ROME – The first ladies of Niger, Burkina Faso and Benin promised on Monday to “end the scourge of female genital mutilation” (FGM) in their countries amid warnings the practice had gone underground in Benin.
“FGM is a barbaric practice,” Niger’s Lalla Malika Issoufou told an international conference on FGM in Rome.
She said Niger’s president, Mahamadou Issoufou, was fully behind efforts to eradicate the ritual and that the country was looking at bolstering its law.
Worldwide, an estimated 200 million girls and women have been subjected to the ancient ritual which usually involves the partial or total removal of the external genitalia.

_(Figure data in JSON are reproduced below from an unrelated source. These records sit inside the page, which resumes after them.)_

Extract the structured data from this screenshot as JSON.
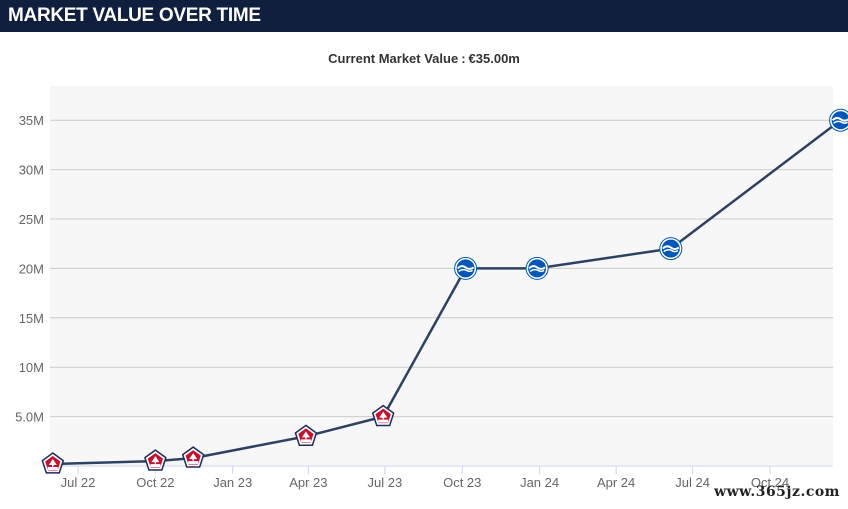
{
  "header": {
    "title": "MARKET VALUE OVER TIME"
  },
  "current": {
    "label": "Current Market Value",
    "value": "€35.00m"
  },
  "watermark": "www.365jz.com",
  "colors": {
    "header_bg": "#0f1f3d",
    "plot_bg": "#f7f7f7",
    "line": "#2d4263",
    "lille_red": "#c8102e",
    "lille_navy": "#1f2a5a",
    "brighton_blue": "#0057b8"
  },
  "chart_data": {
    "type": "line",
    "title": "",
    "xlabel": "",
    "ylabel": "",
    "ylim": [
      0,
      37000000
    ],
    "y_ticks": [
      {
        "value": 5000000,
        "label": "5.0M"
      },
      {
        "value": 10000000,
        "label": "10M"
      },
      {
        "value": 15000000,
        "label": "15M"
      },
      {
        "value": 20000000,
        "label": "20M"
      },
      {
        "value": 25000000,
        "label": "25M"
      },
      {
        "value": 30000000,
        "label": "30M"
      },
      {
        "value": 35000000,
        "label": "35M"
      }
    ],
    "x_ticks": [
      {
        "date": "2022-07-01",
        "label": "Jul 22"
      },
      {
        "date": "2022-10-01",
        "label": "Oct 22"
      },
      {
        "date": "2023-01-01",
        "label": "Jan 23"
      },
      {
        "date": "2023-04-01",
        "label": "Apr 23"
      },
      {
        "date": "2023-07-01",
        "label": "Jul 23"
      },
      {
        "date": "2023-10-01",
        "label": "Oct 23"
      },
      {
        "date": "2024-01-01",
        "label": "Jan 24"
      },
      {
        "date": "2024-04-01",
        "label": "Apr 24"
      },
      {
        "date": "2024-07-01",
        "label": "Jul 24"
      },
      {
        "date": "2024-10-01",
        "label": "Oct 24"
      }
    ],
    "grid": true,
    "series": [
      {
        "points": [
          {
            "date": "2022-06-01",
            "value": 200000,
            "club": "lille"
          },
          {
            "date": "2022-10-01",
            "value": 500000,
            "club": "lille"
          },
          {
            "date": "2022-11-15",
            "value": 800000,
            "club": "lille"
          },
          {
            "date": "2023-03-29",
            "value": 3000000,
            "club": "lille"
          },
          {
            "date": "2023-06-29",
            "value": 5000000,
            "club": "lille"
          },
          {
            "date": "2023-10-05",
            "value": 20000000,
            "club": "brighton"
          },
          {
            "date": "2023-12-29",
            "value": 20000000,
            "club": "brighton"
          },
          {
            "date": "2024-06-05",
            "value": 22000000,
            "club": "brighton"
          },
          {
            "date": "2024-12-24",
            "value": 35000000,
            "club": "brighton"
          }
        ]
      }
    ]
  }
}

It is often carried out by traditional cutters.
The internationally condemned practice is rooted in the wish to control female sexuality, but beliefs around it vary. Some communities see it as a prerequisite for marriage.
Most African countries have introduced laws against FGM, although these are generally poorly enforced.
The first lady of Benin, Claudine Talon, said cutters had found ways around the law.
“The phenomenon (FGM) has become an underground one,” she said in a statement read out by her adviser Pounami Doko Toko.
Doko Toko told the Thomson Reuters Foundation the ritual which was once done openly was now performed behind closed doors.
Parents were also getting their daughters cut at a much younger age before they had learned to speak – a trend seen in several other African countries.
Some girls in Benin were now cut shortly after birth whereas in the past they would have been cut around the age of 11, she said.
Families were also circumventing the law by crossing into neighboring Burkina Faso or Niger to get their girls cut.
U.N. statistics show 9 percent of girls and women have undergone FGM in Benin, but Doko Toko said she believed the real figure was two to three times higher.
She said there had been a significant drive to end FGM in Benin up until 2006, but little action since.
Some young women who did not have FGM when they were girls are now asking to be cut because they cannot find a man willing to marry them, she said. Cutters who had previously abandoned the practice have also resumed their work.
But Bernice Noudegbessi, an official with the U.N. population fund (UNFPA) in Benin, said there was a new political will in the country to tackle FGM.
The FGM prevalence rate in Niger is 2 percent, according to U.N. data, but the first lady said it was very common in some areas.
International campaigners have praised Burkina Faso for its efforts to eradicate FGM, which is practiced by both Muslim and Catholic communities.
Although three-quarters of girls and women have had FGM, only 13 percent of under-15s have been cut.
The country has carried out hundreds of prosecutions and set up a hotline where people can inform the authorities if they hear FGM is about to happen.
The first lady of Burkina Faso, Sika Kabore, said boosting girls’ education, literacy and independence is crucial in fighting FGM and child marriage.
“Great steps have been taken but there’s a long way to go,” she said in a statement read out at the BanFGM conference.